Public reaction over the House of Representative’s move to practically defund the rights commission in 2018 has been nothing but outrage.

Agnes Callamard, Special Rapporteur on extrajudicial, summary or arbitrary executions at the Office of the UN High Commissioner for Human Rights, said in a statement that depriving the Philippines Commission of an appropriate budget effectively prevents it from delivering on its mandate.

“[It] is a crucial institution for the Philippines: for human rights protection, the rule of law, accountability. It cannot deliver on its mandate without an appropriate budget, particularly at a time when it is confronted with allegations of massive human rights violations throughout the country, and including, but not only, in the context of the ill-advised , destructive ‘war on drug’,” Callamard said.
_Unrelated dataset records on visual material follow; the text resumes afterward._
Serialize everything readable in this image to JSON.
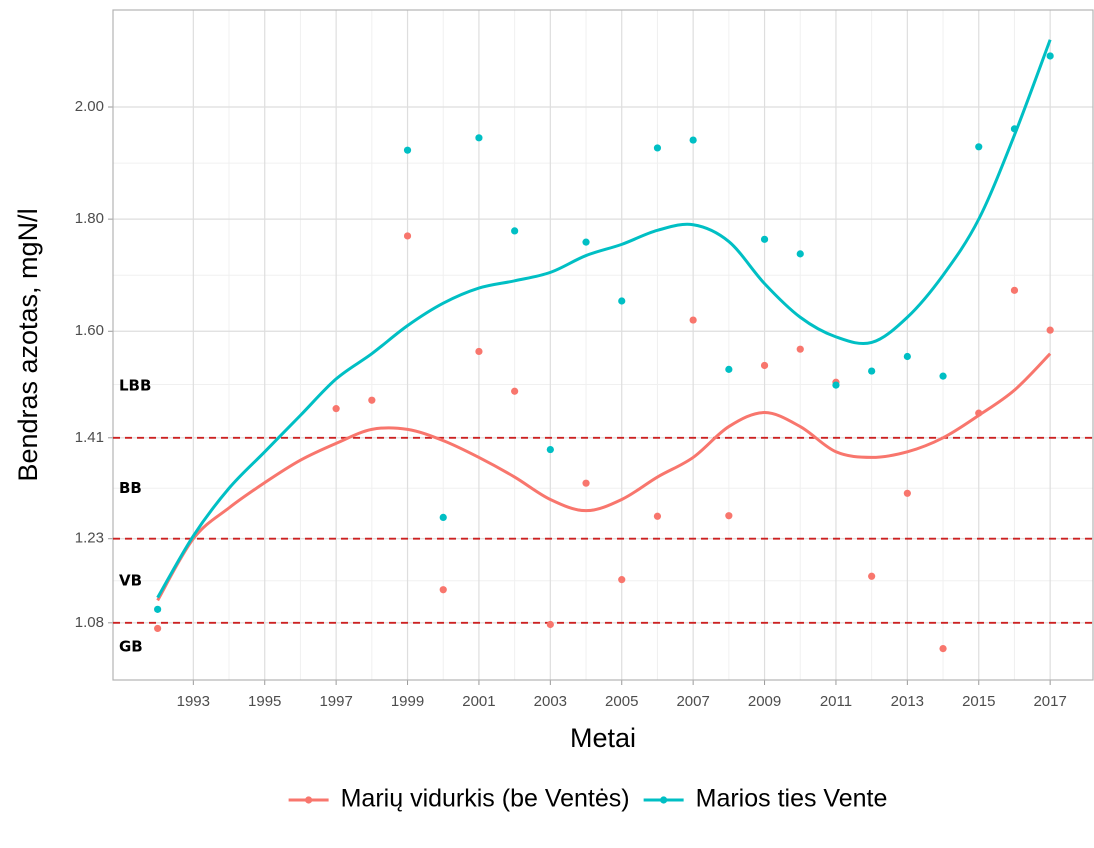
{
  "chart_data": {
    "type": "scatter",
    "x_label": "Metai",
    "y_label": "Bendras azotas, mgN/l",
    "x": [
      1992,
      1993,
      1994,
      1995,
      1996,
      1997,
      1998,
      1999,
      2000,
      2001,
      2002,
      2003,
      2004,
      2005,
      2006,
      2007,
      2008,
      2009,
      2010,
      2011,
      2012,
      2013,
      2014,
      2015,
      2016,
      2017
    ],
    "series": [
      {
        "name": "Marių vidurkis (be Ventės)",
        "color": "#F8766D",
        "values": [
          1.07,
          null,
          null,
          null,
          null,
          1.462,
          1.477,
          1.77,
          1.139,
          1.564,
          1.493,
          1.077,
          1.329,
          1.157,
          1.27,
          1.62,
          1.271,
          1.539,
          1.568,
          1.509,
          1.163,
          1.311,
          1.034,
          1.454,
          1.673,
          1.602
        ],
        "smooth": [
          1.12,
          1.23,
          1.285,
          1.33,
          1.37,
          1.4,
          1.425,
          1.425,
          1.405,
          1.375,
          1.34,
          1.3,
          1.28,
          1.3,
          1.34,
          1.375,
          1.43,
          1.455,
          1.43,
          1.385,
          1.375,
          1.385,
          1.41,
          1.45,
          1.495,
          1.56
        ]
      },
      {
        "name": "Marios ties Vente",
        "color": "#00BFC4",
        "values": [
          1.104,
          null,
          null,
          null,
          null,
          null,
          null,
          1.923,
          1.268,
          1.945,
          1.779,
          1.389,
          1.759,
          1.654,
          1.927,
          1.941,
          1.532,
          1.764,
          1.738,
          1.504,
          1.529,
          1.555,
          1.52,
          1.929,
          1.961,
          2.091
        ],
        "smooth": [
          1.125,
          1.235,
          1.32,
          1.385,
          1.45,
          1.515,
          1.56,
          1.61,
          1.65,
          1.677,
          1.69,
          1.705,
          1.735,
          1.755,
          1.78,
          1.79,
          1.76,
          1.685,
          1.625,
          1.59,
          1.58,
          1.625,
          1.7,
          1.8,
          1.95,
          2.12
        ]
      }
    ],
    "hlines": [
      1.41,
      1.23,
      1.08
    ],
    "hline_color": "#CC2222",
    "zone_labels": [
      "LBB",
      "BB",
      "VB",
      "GB"
    ],
    "xlim": [
      1990.75,
      2018.2
    ],
    "ylim": [
      0.978,
      2.173
    ],
    "xticks": [
      1993,
      1995,
      1997,
      1999,
      2001,
      2003,
      2005,
      2007,
      2009,
      2011,
      2013,
      2015,
      2017
    ],
    "yticks": [
      1.08,
      1.23,
      1.41,
      {
        "value": 1.6,
        "label": "1.60"
      },
      {
        "value": 1.8,
        "label": "1.80"
      },
      {
        "value": 2,
        "label": "2.00"
      }
    ],
    "grid": true,
    "legend": "bottom"
  }
}
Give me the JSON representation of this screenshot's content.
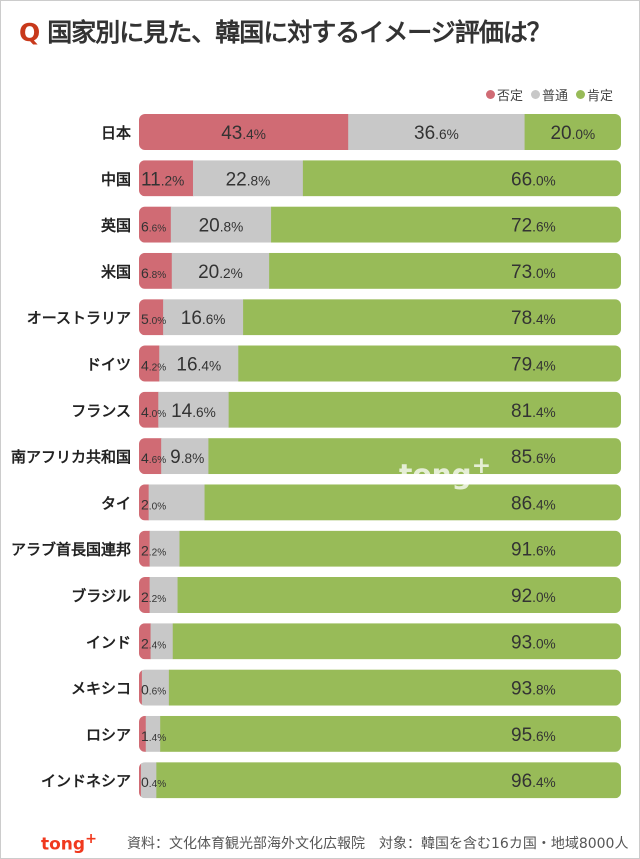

She added that “the people of the Philippines deserves a strong independent human rights institution able to monitor, investigate, and report on human rights violations, protect victims and their families, and hold the powerful to account for their abuses of international human rights standards. Instead they are getting a ‘war on drugs’ which, by the President's own account, has failed to curtail addiction rates, while creating a climate of fear and insecurity, feeding impunity, and undermining the constitutional fabrics of the country.”

 
 

“If the Philippines Congress is looking for public money being wasted, damaging and hurting the Philippines society, this is it.”

Filipino-Australian journalist Cher Jimenez-Cayabyab posted on Facebook, “Now expect more innocent people to die from this government's senseless drug war policy. And when it's your loved one's turn to become this government's next victim there'll be no CHR to help you.”

Celia Lamkin of the Global Coalition of Filipinos for Good Governance said the move is tantamount to a concerted effort aimed at abolishing the Commission. “This is really unacceptable.”

Manila-based journalist Ernie Reyes said the congressmen’s vote to allocate a $20 budget each for the Commission on Human Rights and the National Commission for Indigenous People speaks volumes about the legislators’ stand on extrajudicial killings.